- Economist Claudia Sahm urged the Federal Reserve to cut interest rates by 50 basis points next week.
- Sahm cites solid inflation progress and a slowing labor market as reasons for the big rate cut.
The Federal Reserve "absolutely" needs to deliver a 50 basis point interest rate cut next week, according to famed economist Claudia Sahm.
Sahm told CNBC on Friday that the inflation data alone is enough to cement a jumbo rate cut from the Fed, not to mention recent signs of a slowing labor market.
"You got two more months of good inflation data. That's what the Fed asked for. That on its own would have gotten us 25 next week, as it should, and will get us a whole string of cuts after that," Sahm said.
But with the Fed Funds rate being above 5% for longer than a year, the weak July jobs report, and sharp downward revisions to recent job growth, the Fed needs to make a big adjustment, according to Sahm.
"There's an aspect of just recalibrating. We got some more information.
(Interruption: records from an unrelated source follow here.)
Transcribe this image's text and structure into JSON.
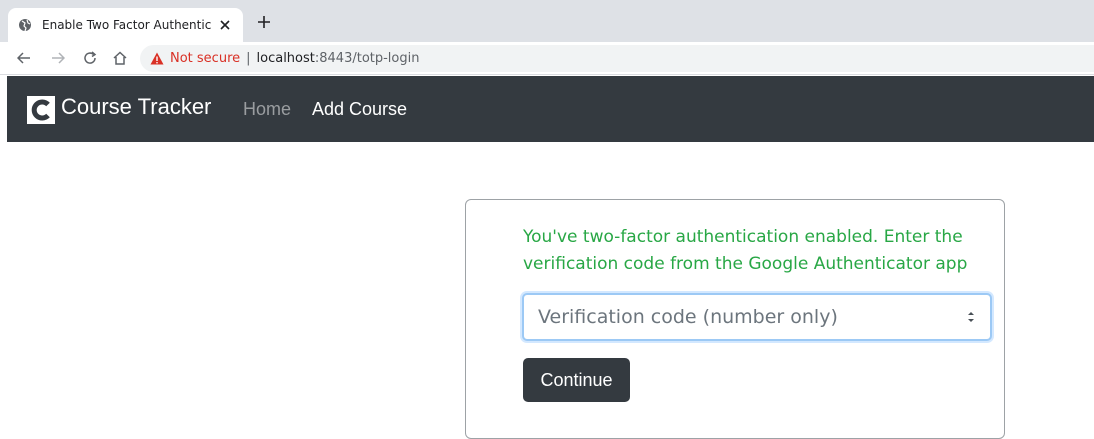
{
  "browser": {
    "tab_title": "Enable Two Factor Authentication",
    "security_label": "Not secure",
    "separator": "|",
    "url_host": "localhost",
    "url_path": ":8443/totp-login"
  },
  "navbar": {
    "brand": "Course Tracker",
    "links": [
      {
        "label": "Home"
      },
      {
        "label": "Add Course"
      }
    ]
  },
  "card": {
    "message": "You've two-factor authentication enabled. Enter the verification code from the Google Authenticator app",
    "input_placeholder": "Verification code (number only)",
    "button_label": "Continue"
  },
  "colors": {
    "navbar_bg": "#343a40",
    "message_text": "#28a745",
    "security_warning": "#d93025",
    "input_focus": "#9cc9f5"
  },
  "icons": {
    "tab_favicon": "globe-icon",
    "tab_close": "close-icon",
    "new_tab": "plus-icon",
    "back": "back-arrow-icon",
    "forward": "forward-arrow-icon",
    "reload": "reload-icon",
    "home": "home-icon",
    "warning": "warning-triangle-icon",
    "brand_logo": "course-tracker-logo-icon",
    "spinner": "number-spinner-icon"
  }
}
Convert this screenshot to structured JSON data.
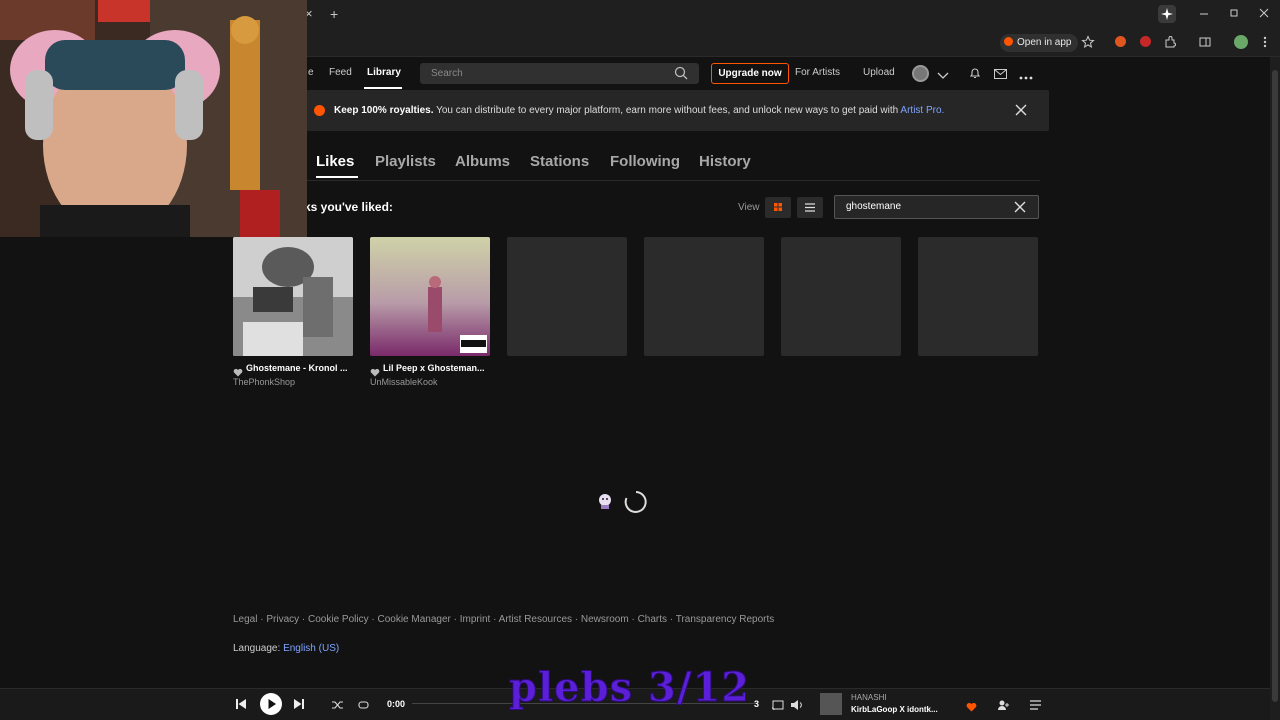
{
  "browser": {
    "new_tab_glyph": "+",
    "close_tab_glyph": "×",
    "open_in_app": "Open in app"
  },
  "nav": {
    "home_partial": "e",
    "feed": "Feed",
    "library": "Library",
    "search_placeholder": "Search",
    "upgrade": "Upgrade now",
    "for_artists": "For Artists",
    "upload": "Upload"
  },
  "banner": {
    "bold": "Keep 100% royalties.",
    "text": " You can distribute to every major platform, earn more without fees, and unlock new ways to get paid with ",
    "link": "Artist Pro."
  },
  "tabs": [
    "Likes",
    "Playlists",
    "Albums",
    "Stations",
    "Following",
    "History"
  ],
  "likes": {
    "heading": "ks you've liked:",
    "view_label": "View",
    "filter_value": "ghostemane"
  },
  "cards": [
    {
      "title": "Ghostemane - Kronol ...",
      "user": "ThePhonkShop"
    },
    {
      "title": "Lil Peep x Ghosteman...",
      "user": "UnMissableKook"
    }
  ],
  "footer": {
    "links": "Legal · Privacy · Cookie Policy · Cookie Manager · Imprint · Artist Resources · Newsroom · Charts · Transparency Reports",
    "language_label": "Language: ",
    "language_value": "English (US)"
  },
  "player": {
    "elapsed": "0:00",
    "duration_partial": "3",
    "artist": "HANASHI",
    "track": "KirbLaGoop X idontk..."
  },
  "overlay_text": "plebs 3/12",
  "colors": {
    "accent": "#ff5500",
    "link": "#7ea4ff",
    "overlay": "#5a1fd6"
  }
}
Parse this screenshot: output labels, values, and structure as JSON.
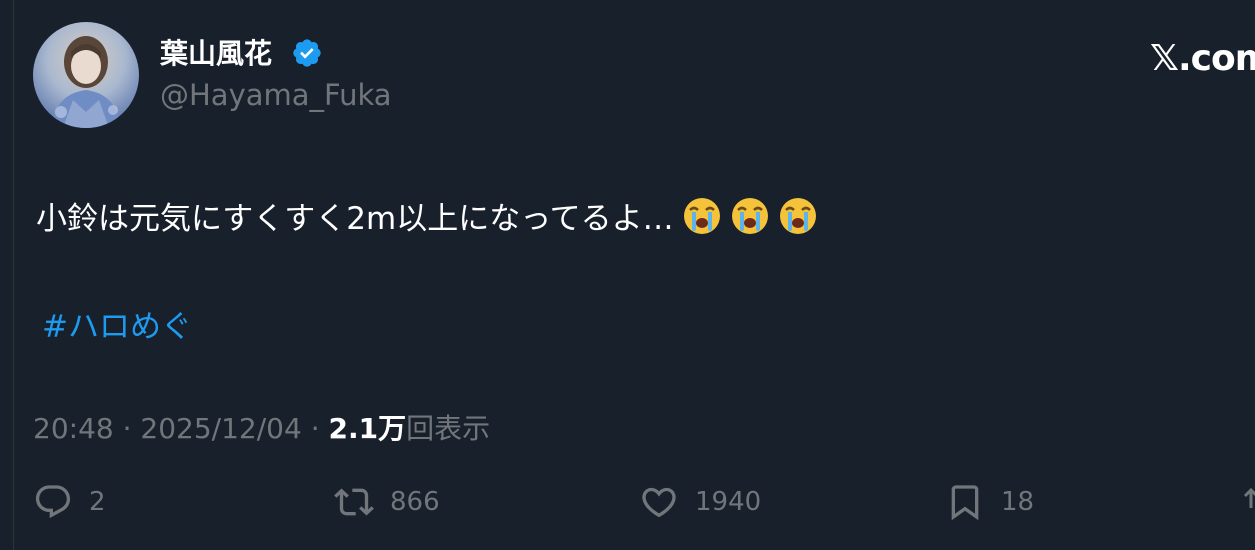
{
  "author": {
    "display_name": "葉山風花",
    "handle": "@Hayama_Fuka",
    "verified": true
  },
  "site_label": "𝕏.com",
  "tweet": {
    "text": "小鈴は元気にすくすく2m以上になってるよ…",
    "emojis": [
      "loudly-crying-face",
      "loudly-crying-face",
      "loudly-crying-face"
    ],
    "hashtag": "#ハロめぐ"
  },
  "meta": {
    "time": "20:48",
    "sep1": " · ",
    "date": "2025/12/04",
    "sep2": " · ",
    "views": "2.1万",
    "views_label": "回表示"
  },
  "actions": {
    "replies": "2",
    "retweets": "866",
    "likes": "1940",
    "bookmarks": "18"
  },
  "colors": {
    "background": "#18202b",
    "link": "#1d9bf0",
    "muted": "#71767b",
    "verified": "#1d9bf0"
  }
}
We need to kind of clean it up, do a 50 basis point cut, and then be ready to do more," Sahm said.
She added: "Especially if Powell wants to deliver on his 'we want no further weakening, no further cooling,' they are going to have to like really move here, because that cooling trend is well established and until it is interrupted, we are going to continue to see payrolls drift down and unemployment rate drift up."
The US economy has added an average 224,000 nonfarm payrolls per month since January 2023, but the last five monthly readings came in below average.
The unemployment rate hit a cycle low of 3.4% in January 2023 and has since steadily climbed to 4.2% in August after hitting its highest level since October 2021 in July at 4.3%.
Investors are undecided as to what the Fed will do at its FOMC meeting next week, with the CME FedWatch Tool showing a near 50/50 split probability between a 25 basis point or 50 basis point cut as of Friday morning.
Sahm has made headlines in recent months after the weak July jobs report triggered the Sahm Rule, an indicator she created that attempts to identify when the US economy is in a recession.
But Sahm reiterated that her namesake rule is flashing a false signal because the jump in unemployment was driven by an increase in labor supply, rather than a drop in labor demand.
"Right now the hiring rate has fallen back and so it starts showing up in unemployment, and that is a problem, but it's not a recession problem. Just as serious, just not the same thing," Sahm said.
Sahm's call that the US economy is not in a recession is backed up by recent economic growth, with second quarter GDP seeing growth of 3.0%.
Meanwhile, the Atlanta Fed's GDPNow tool estimates that third quarter GDP growth is tracking at 2.5%. An economic recession is typically categorized by two consecutive quarters of negative GDP growth.
"The US economy is not in a recession right now," Sahm said.